Germany Calls for EU Regulations to Address Deforestation and Child Labour in Cocoa Industry

In groundbreaking news for the chocolate industry, Germany has called for European-wide “binding regulations” to address deforestation and child labour in the cocoa industry. With this new action, Germany joins Belgium and France, which have issued similar appeals in recent months, in the campaign for truly sustainable chocolate.

Agriculture Minister Julia Klöckner and Development Minister Gerd Mueller launched Germany’s new national 10-point Action Plan for cocoa on 23 January 2019, setting out how their government will address rampant deforestation and child labour in the cocoa sector.  A petition asking Ms. Klöckner to stop child labor and deforestation in the cocoa industry was unveiled in December 2018. With more than 108,000 signatures, the petition was the latest of numerous recent grassroots initiatives pressing for change in the chocolate industry, in Germany and beyond.

EU regulation of the cocoa sector could be the key to protecting human rights, since voluntary initiatives have thus far failed to reform the industry. An EU cocoa law could also become part of an ambitious EU action plan to end large-scale deforestation for other imported commodities such as coffee, rubber, palm oil, and soy.

Germany’s new call echoes statements from the French and Belgian governments at the end of 2018, where both governments requested “rapid adoption” of an EU due diligence regulation to tackle child labour and deforestation in the cocoa sector. Chocolate companies expressed similar views, concluding at the April 2018 World Cocoa Conference in Berlin that their voluntary commitments to end child labour and deforestation had “not led to sufficient impact”, and that there was a need to look at “potential regulatory measures by governments.”  At a European Commission event in Brussels on 24 January 2019, Mondelez (the world’s second-largest chocolate company) expressed their “strong support” for “harmonized EU legislation to create a level playing field” in the cocoa sector. Other chocolate industry representatives also have asked for EU regulation in cocoa, so that more responsible corporations aren’t undercut by unscrupulous companies.

Germany’s new 10-point Action Plan comes just as the European Commission launches its open consultation (to close 25 February 2019) on “Stepping up EU Action on deforestation and forest degradation”, which sets out how the EU will address deforestation resulting from its consumption of cocoa, amongst other things. The EU is the world’s largest importer, manufacturer, and consumer of cocoa, responsible for over 60 percent of global cocoa bean imports.

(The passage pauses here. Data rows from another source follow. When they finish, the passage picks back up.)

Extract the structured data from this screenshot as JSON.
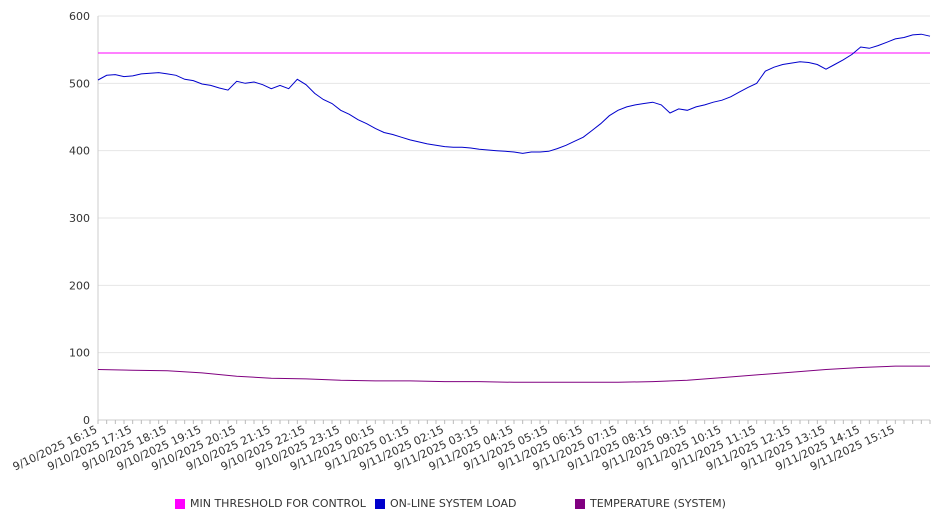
{
  "chart_data": {
    "type": "line",
    "title": "",
    "xlabel": "",
    "ylabel": "",
    "ylim": [
      0,
      600
    ],
    "yticks": [
      0,
      100,
      200,
      300,
      400,
      500,
      600
    ],
    "grid": true,
    "legend_position": "bottom",
    "x_tick_labels": [
      "9/10/2025 16:15",
      "9/10/2025 17:15",
      "9/10/2025 18:15",
      "9/10/2025 19:15",
      "9/10/2025 20:15",
      "9/10/2025 21:15",
      "9/10/2025 22:15",
      "9/10/2025 23:15",
      "9/11/2025 00:15",
      "9/11/2025 01:15",
      "9/11/2025 02:15",
      "9/11/2025 03:15",
      "9/11/2025 04:15",
      "9/11/2025 05:15",
      "9/11/2025 06:15",
      "9/11/2025 07:15",
      "9/11/2025 08:15",
      "9/11/2025 09:15",
      "9/11/2025 10:15",
      "9/11/2025 11:15",
      "9/11/2025 12:15",
      "9/11/2025 13:15",
      "9/11/2025 14:15",
      "9/11/2025 15:15"
    ],
    "x_start": "9/10/2025 16:15",
    "x_end": "9/11/2025 16:15",
    "series": [
      {
        "name": "MIN THRESHOLD FOR CONTROL",
        "color": "#ff00ff",
        "points": [
          [
            "9/10/2025 16:15",
            545
          ],
          [
            "9/11/2025 16:15",
            545
          ]
        ]
      },
      {
        "name": "ON-LINE SYSTEM LOAD",
        "color": "#0000cc",
        "points": [
          [
            "9/10/2025 16:15",
            505
          ],
          [
            "9/10/2025 16:30",
            512
          ],
          [
            "9/10/2025 16:45",
            513
          ],
          [
            "9/10/2025 17:00",
            510
          ],
          [
            "9/10/2025 17:15",
            511
          ],
          [
            "9/10/2025 17:30",
            514
          ],
          [
            "9/10/2025 17:45",
            515
          ],
          [
            "9/10/2025 18:00",
            516
          ],
          [
            "9/10/2025 18:15",
            514
          ],
          [
            "9/10/2025 18:30",
            512
          ],
          [
            "9/10/2025 18:45",
            506
          ],
          [
            "9/10/2025 19:00",
            504
          ],
          [
            "9/10/2025 19:15",
            499
          ],
          [
            "9/10/2025 19:30",
            497
          ],
          [
            "9/10/2025 19:45",
            493
          ],
          [
            "9/10/2025 20:00",
            490
          ],
          [
            "9/10/2025 20:15",
            503
          ],
          [
            "9/10/2025 20:30",
            500
          ],
          [
            "9/10/2025 20:45",
            502
          ],
          [
            "9/10/2025 21:00",
            498
          ],
          [
            "9/10/2025 21:15",
            492
          ],
          [
            "9/10/2025 21:30",
            497
          ],
          [
            "9/10/2025 21:45",
            492
          ],
          [
            "9/10/2025 22:00",
            506
          ],
          [
            "9/10/2025 22:15",
            498
          ],
          [
            "9/10/2025 22:30",
            485
          ],
          [
            "9/10/2025 22:45",
            476
          ],
          [
            "9/10/2025 23:00",
            470
          ],
          [
            "9/10/2025 23:15",
            460
          ],
          [
            "9/10/2025 23:30",
            454
          ],
          [
            "9/10/2025 23:45",
            446
          ],
          [
            "9/11/2025 00:00",
            440
          ],
          [
            "9/11/2025 00:15",
            433
          ],
          [
            "9/11/2025 00:30",
            427
          ],
          [
            "9/11/2025 00:45",
            424
          ],
          [
            "9/11/2025 01:00",
            420
          ],
          [
            "9/11/2025 01:15",
            416
          ],
          [
            "9/11/2025 01:30",
            413
          ],
          [
            "9/11/2025 01:45",
            410
          ],
          [
            "9/11/2025 02:00",
            408
          ],
          [
            "9/11/2025 02:15",
            406
          ],
          [
            "9/11/2025 02:30",
            405
          ],
          [
            "9/11/2025 02:45",
            405
          ],
          [
            "9/11/2025 03:00",
            404
          ],
          [
            "9/11/2025 03:15",
            402
          ],
          [
            "9/11/2025 03:30",
            401
          ],
          [
            "9/11/2025 03:45",
            400
          ],
          [
            "9/11/2025 04:00",
            399
          ],
          [
            "9/11/2025 04:15",
            398
          ],
          [
            "9/11/2025 04:30",
            396
          ],
          [
            "9/11/2025 04:45",
            398
          ],
          [
            "9/11/2025 05:00",
            398
          ],
          [
            "9/11/2025 05:15",
            399
          ],
          [
            "9/11/2025 05:30",
            403
          ],
          [
            "9/11/2025 05:45",
            408
          ],
          [
            "9/11/2025 06:00",
            414
          ],
          [
            "9/11/2025 06:15",
            420
          ],
          [
            "9/11/2025 06:30",
            430
          ],
          [
            "9/11/2025 06:45",
            440
          ],
          [
            "9/11/2025 07:00",
            452
          ],
          [
            "9/11/2025 07:15",
            460
          ],
          [
            "9/11/2025 07:30",
            465
          ],
          [
            "9/11/2025 07:45",
            468
          ],
          [
            "9/11/2025 08:00",
            470
          ],
          [
            "9/11/2025 08:15",
            472
          ],
          [
            "9/11/2025 08:30",
            468
          ],
          [
            "9/11/2025 08:45",
            456
          ],
          [
            "9/11/2025 09:00",
            462
          ],
          [
            "9/11/2025 09:15",
            460
          ],
          [
            "9/11/2025 09:30",
            465
          ],
          [
            "9/11/2025 09:45",
            468
          ],
          [
            "9/11/2025 10:00",
            472
          ],
          [
            "9/11/2025 10:15",
            475
          ],
          [
            "9/11/2025 10:30",
            480
          ],
          [
            "9/11/2025 10:45",
            487
          ],
          [
            "9/11/2025 11:00",
            494
          ],
          [
            "9/11/2025 11:15",
            500
          ],
          [
            "9/11/2025 11:30",
            518
          ],
          [
            "9/11/2025 11:45",
            524
          ],
          [
            "9/11/2025 12:00",
            528
          ],
          [
            "9/11/2025 12:15",
            530
          ],
          [
            "9/11/2025 12:30",
            532
          ],
          [
            "9/11/2025 12:45",
            531
          ],
          [
            "9/11/2025 13:00",
            528
          ],
          [
            "9/11/2025 13:15",
            521
          ],
          [
            "9/11/2025 13:30",
            528
          ],
          [
            "9/11/2025 13:45",
            535
          ],
          [
            "9/11/2025 14:00",
            543
          ],
          [
            "9/11/2025 14:15",
            554
          ],
          [
            "9/11/2025 14:30",
            552
          ],
          [
            "9/11/2025 14:45",
            556
          ],
          [
            "9/11/2025 15:00",
            561
          ],
          [
            "9/11/2025 15:15",
            566
          ],
          [
            "9/11/2025 15:30",
            568
          ],
          [
            "9/11/2025 15:45",
            572
          ],
          [
            "9/11/2025 16:00",
            573
          ],
          [
            "9/11/2025 16:15",
            570
          ]
        ]
      },
      {
        "name": "TEMPERATURE (SYSTEM)",
        "color": "#800080",
        "points": [
          [
            "9/10/2025 16:15",
            75
          ],
          [
            "9/10/2025 17:15",
            74
          ],
          [
            "9/10/2025 18:15",
            73
          ],
          [
            "9/10/2025 19:15",
            70
          ],
          [
            "9/10/2025 20:15",
            65
          ],
          [
            "9/10/2025 21:15",
            62
          ],
          [
            "9/10/2025 22:15",
            61
          ],
          [
            "9/10/2025 23:15",
            59
          ],
          [
            "9/11/2025 00:15",
            58
          ],
          [
            "9/11/2025 01:15",
            58
          ],
          [
            "9/11/2025 02:15",
            57
          ],
          [
            "9/11/2025 03:15",
            57
          ],
          [
            "9/11/2025 04:15",
            56
          ],
          [
            "9/11/2025 05:15",
            56
          ],
          [
            "9/11/2025 06:15",
            56
          ],
          [
            "9/11/2025 07:15",
            56
          ],
          [
            "9/11/2025 08:15",
            57
          ],
          [
            "9/11/2025 09:15",
            59
          ],
          [
            "9/11/2025 10:15",
            63
          ],
          [
            "9/11/2025 11:15",
            67
          ],
          [
            "9/11/2025 12:15",
            71
          ],
          [
            "9/11/2025 13:15",
            75
          ],
          [
            "9/11/2025 14:15",
            78
          ],
          [
            "9/11/2025 15:15",
            80
          ],
          [
            "9/11/2025 16:15",
            80
          ]
        ]
      }
    ]
  }
}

Besides endorsing  EU binding regulations in the new plan, Germany expressed support for joint action; increased imports of certified cocoa to Germany; standards-setting for sustainable cocoa; awareness-raising for German consumers of cocoa; living income for cocoa farmers; political dialogue with producer countries; strengthening of farmer groups; agroforestry; a stronger role for women in cocoa; forest conservation in general and the Cocoa and Forest Initiative in particular.

Julia Christian, forests campaigner at the NGO Fern, explained: “Germany is the EU’s largest chocolate consumer. Its pro-regulation stance puts even more pressure on the European Commission to end the EU’s complicity in the human suffering and environmental destruction caused by the cocoa industry.” She added, “Germany, France and Belgium have now joined major chocolate companies in calling for legally-binding measures, after almost two decades of failed voluntary action in the cocoa sector.

“Now that Germany, France, and Belgium have stepped up to the plate, what are the Dutch waiting for?” said Etelle Higonnet, Senior Campaign Director for Mighty Earth. “The Netherlands is the top global cocoa importer. We expect them to do the right thing, demand an EU law to stop widespread environmental destruction, and save the 2.1 million children slaving away in the cocoa sector today.”